This review contains spoilers

This is a great game until the narrative shifts and you start playing as Abby.

Then it becomes exceptional.

It comes at a point when Ellie’s story began to exhaust me (surely by design), as I watched her fall further and further yet into senseless, depraved acts of vengeance. In contrast, Abby has already commited her own heinous act from the outset, and we’re left to see her try to pick up the pieces. If Ellie’s is a story of losing her humanity, Abby’s is one of trying to regain it.
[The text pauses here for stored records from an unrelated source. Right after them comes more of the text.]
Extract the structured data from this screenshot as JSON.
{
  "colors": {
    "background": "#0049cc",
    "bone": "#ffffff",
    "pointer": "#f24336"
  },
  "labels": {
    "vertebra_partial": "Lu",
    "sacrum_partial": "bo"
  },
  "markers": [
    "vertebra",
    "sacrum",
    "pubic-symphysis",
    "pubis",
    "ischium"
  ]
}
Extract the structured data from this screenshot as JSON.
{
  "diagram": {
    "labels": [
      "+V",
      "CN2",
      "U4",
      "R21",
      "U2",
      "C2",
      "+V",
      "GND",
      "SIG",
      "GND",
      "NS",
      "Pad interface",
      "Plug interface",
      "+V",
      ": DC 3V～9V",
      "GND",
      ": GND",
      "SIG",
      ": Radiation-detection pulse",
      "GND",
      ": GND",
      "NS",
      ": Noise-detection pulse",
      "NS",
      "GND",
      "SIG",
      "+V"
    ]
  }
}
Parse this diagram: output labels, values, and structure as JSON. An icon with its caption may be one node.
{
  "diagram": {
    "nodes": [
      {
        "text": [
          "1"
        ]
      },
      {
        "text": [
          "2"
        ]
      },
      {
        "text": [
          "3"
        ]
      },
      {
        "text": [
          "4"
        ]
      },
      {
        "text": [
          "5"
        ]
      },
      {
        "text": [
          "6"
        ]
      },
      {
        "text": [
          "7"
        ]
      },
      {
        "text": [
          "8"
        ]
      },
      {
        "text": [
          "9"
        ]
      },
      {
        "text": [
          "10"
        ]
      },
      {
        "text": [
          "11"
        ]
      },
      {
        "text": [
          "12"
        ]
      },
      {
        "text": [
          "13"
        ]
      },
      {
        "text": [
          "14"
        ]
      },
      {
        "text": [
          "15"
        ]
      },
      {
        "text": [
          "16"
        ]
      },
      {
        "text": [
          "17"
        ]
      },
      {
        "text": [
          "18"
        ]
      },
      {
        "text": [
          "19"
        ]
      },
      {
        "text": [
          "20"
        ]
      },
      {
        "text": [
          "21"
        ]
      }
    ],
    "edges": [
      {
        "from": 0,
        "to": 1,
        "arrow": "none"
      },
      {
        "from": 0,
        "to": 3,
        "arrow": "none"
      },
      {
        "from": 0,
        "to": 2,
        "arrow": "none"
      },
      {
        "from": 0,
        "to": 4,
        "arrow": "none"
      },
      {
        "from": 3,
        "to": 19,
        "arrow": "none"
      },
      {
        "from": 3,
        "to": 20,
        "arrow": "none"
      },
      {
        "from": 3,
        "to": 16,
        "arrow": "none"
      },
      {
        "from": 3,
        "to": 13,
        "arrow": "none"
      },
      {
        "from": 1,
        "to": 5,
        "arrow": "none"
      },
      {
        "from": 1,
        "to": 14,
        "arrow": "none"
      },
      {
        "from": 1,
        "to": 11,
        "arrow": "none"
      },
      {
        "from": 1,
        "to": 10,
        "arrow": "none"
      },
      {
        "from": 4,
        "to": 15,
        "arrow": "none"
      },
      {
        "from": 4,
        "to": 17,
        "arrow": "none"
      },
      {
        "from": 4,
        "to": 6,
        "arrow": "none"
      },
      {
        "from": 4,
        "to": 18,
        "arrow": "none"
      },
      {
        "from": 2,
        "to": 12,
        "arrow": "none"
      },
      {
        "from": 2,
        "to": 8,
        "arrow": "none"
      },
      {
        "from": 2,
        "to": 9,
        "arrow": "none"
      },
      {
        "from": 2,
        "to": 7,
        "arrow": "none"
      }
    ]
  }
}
Naughty Dog is challenging us to hate a character we are supposed to love and love a character we are supposed to hate, and largely succeeds in doing so. Ellie is a hollowed shell of a person, a young woman traumatized by a collection of terrible experiences and even more so by the erosion of her trust in Joel, the one person in the world who had her back through the worst of times. When this sequel was announced, many (myself included) wondered how Naughty Dog would manage to carry on from the pitch perfect ending they had already achieved – from all the emotional complexity created by a lie, all the ambiguity captured in a single look. It’s amazing to see that this a true Part II in the sense that it continues exploring every implication left in the first game’s wake, the ripple effect of which is felt throughout the game and deepened by an ambitious, fractured narrative structure and healthy use of flashback, which gradually fill in our gaps and slowly build the story’s emotional core to an astounding degree.

This is not a perfect game, and even one where I was keenly aware of its flaws as I was playing. The difference is that they became less and less important as I began to see the complex tapestry that Naughty Dog has weaved here, less consequential in the grand scheme of what this game accomplishes. I just think it’s so rare for a AAA game to take such risks with its narrative as this does, and to pull it off at such a level of quality from almost every angle–acting, animation, direction, sound design and so on–is unbelievable.

Never in a thousand years would I have thought this is the sequel we'd get, and I love it for everything it has to offer. Warts and all.